歌德有段对巴赫音乐的评论十分精辟:“就如永恒的和谐自身的对话,就如同上帝创造世界之前,在心中的流动,我好像没有了耳、更没有了眼、没有了其他感官,而且我不需要用它们,内在自有一股律动,源源而出。”

《音乐无国界》,在意大利与斯洛文尼亚的边境附近,意大利东北部阿尔卑斯山脉的卡宁山(Monte Canin)山上,距离大提琴演奏家鲁卡·苏比克的故乡——斯洛文尼亚马里博尔相距不远。开了一场没有任何观众的《音乐无国界》音乐会(NO BORDERS)。

在凌厉寒风吹拂的冰天雪地之间,苏里克全程没有一丝的言语,专注于手中的大提琴,演奏了旷世名曲《巴赫-G大调第一大提琴组曲》,视频中所展现的,是整个组曲的前奏曲部分。在疫情依旧大流行的期间,这场音乐会体现了对于故乡的思念,以及对整个世界遭受疫情困扰人们的祈愿。

音乐没有国界,音乐没有种族和肤色,音乐没有国家的限制,音乐让人们走到一起。享受巴赫的《G大调第一无伴奏大提琴组曲》。

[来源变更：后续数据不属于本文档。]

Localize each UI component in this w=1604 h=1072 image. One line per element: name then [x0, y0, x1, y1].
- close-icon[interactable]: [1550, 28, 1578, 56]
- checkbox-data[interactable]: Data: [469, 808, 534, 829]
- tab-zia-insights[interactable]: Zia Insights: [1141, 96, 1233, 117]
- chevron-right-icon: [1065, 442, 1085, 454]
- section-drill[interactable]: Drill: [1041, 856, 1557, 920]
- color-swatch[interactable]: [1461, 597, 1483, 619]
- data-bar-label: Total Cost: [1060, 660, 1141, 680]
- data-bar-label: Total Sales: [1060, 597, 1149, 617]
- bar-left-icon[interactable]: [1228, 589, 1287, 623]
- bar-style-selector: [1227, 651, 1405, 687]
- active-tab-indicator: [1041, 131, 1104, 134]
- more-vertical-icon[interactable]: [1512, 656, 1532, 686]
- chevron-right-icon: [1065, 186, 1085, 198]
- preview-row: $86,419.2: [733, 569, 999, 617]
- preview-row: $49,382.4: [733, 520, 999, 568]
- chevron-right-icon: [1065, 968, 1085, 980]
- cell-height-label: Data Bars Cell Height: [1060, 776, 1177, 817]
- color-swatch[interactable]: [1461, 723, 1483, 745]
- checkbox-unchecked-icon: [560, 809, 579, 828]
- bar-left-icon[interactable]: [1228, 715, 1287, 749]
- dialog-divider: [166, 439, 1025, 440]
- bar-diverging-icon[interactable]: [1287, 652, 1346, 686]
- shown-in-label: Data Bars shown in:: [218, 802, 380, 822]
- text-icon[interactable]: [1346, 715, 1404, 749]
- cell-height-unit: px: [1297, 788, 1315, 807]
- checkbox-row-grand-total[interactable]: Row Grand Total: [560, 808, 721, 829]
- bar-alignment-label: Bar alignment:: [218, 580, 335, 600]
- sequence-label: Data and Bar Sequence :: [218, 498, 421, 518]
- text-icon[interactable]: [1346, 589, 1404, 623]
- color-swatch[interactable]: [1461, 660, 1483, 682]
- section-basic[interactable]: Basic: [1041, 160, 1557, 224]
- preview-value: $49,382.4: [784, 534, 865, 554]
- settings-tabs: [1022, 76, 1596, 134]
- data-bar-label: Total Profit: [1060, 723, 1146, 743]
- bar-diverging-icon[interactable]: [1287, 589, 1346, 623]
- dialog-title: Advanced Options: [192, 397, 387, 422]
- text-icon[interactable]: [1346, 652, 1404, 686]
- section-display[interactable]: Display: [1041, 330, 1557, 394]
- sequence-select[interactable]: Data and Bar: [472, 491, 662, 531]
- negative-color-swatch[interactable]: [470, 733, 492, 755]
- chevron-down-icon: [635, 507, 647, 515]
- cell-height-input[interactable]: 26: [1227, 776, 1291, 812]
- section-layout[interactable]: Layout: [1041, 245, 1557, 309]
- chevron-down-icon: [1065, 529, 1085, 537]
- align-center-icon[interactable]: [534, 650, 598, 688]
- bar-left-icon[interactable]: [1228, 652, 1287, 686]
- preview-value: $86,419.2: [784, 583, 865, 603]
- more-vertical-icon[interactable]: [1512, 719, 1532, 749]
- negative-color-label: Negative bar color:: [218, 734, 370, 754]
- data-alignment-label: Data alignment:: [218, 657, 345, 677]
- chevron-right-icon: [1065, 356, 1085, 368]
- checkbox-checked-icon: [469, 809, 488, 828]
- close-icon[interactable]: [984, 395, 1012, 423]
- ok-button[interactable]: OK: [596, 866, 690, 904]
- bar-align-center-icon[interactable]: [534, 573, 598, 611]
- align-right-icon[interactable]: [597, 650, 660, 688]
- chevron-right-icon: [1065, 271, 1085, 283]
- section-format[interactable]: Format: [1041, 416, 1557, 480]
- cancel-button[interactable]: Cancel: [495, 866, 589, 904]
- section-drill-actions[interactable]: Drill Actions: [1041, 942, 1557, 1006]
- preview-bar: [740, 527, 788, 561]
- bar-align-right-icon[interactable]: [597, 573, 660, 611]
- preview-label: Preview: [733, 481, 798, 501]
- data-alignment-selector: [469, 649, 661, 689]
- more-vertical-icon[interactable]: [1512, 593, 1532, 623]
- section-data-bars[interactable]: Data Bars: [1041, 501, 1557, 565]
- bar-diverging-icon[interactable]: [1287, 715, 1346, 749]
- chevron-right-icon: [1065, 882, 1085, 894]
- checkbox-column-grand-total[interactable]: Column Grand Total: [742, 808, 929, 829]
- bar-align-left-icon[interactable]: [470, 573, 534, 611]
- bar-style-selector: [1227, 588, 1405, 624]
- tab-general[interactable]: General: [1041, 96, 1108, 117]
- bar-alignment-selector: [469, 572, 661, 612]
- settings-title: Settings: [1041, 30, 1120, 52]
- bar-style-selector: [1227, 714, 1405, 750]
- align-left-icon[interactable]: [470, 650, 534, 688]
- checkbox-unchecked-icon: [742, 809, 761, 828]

在这个越来越分裂的世界里,疫情、舆论...…等等都让人们逐渐分隔、误解、敌对,这让许多人感到无奈与失望。但经典的作品在这个时候,却可以发挥出它与众不同的光芒,链接起不同地区、不同国籍、不同性别、不同信仰人们的情感,而情感本身,便也超越了物理距离。这便是我们所珍贵的感动。

鲁卡·苏里克

鲁卡·苏里克(Luka Sulic),是斯洛文尼亚的大提琴演奏家。苏里科的父亲也是克罗地亚的一位大提琴家,母亲是斯洛文尼亚人,家里的许多成员也从事音乐工作。他5岁开始接受音乐教育,15岁时作为萨格勒布音乐学院有史以来最年轻的学生之一,师从Valter De?palj教授,18岁毕业后,前往维也纳跟随Reinhard Latzko教授学习。2009年,苏里克进入英国皇家音乐学院,并于2011年在Mats Lidstrom教授的指导下取得了硕士学位。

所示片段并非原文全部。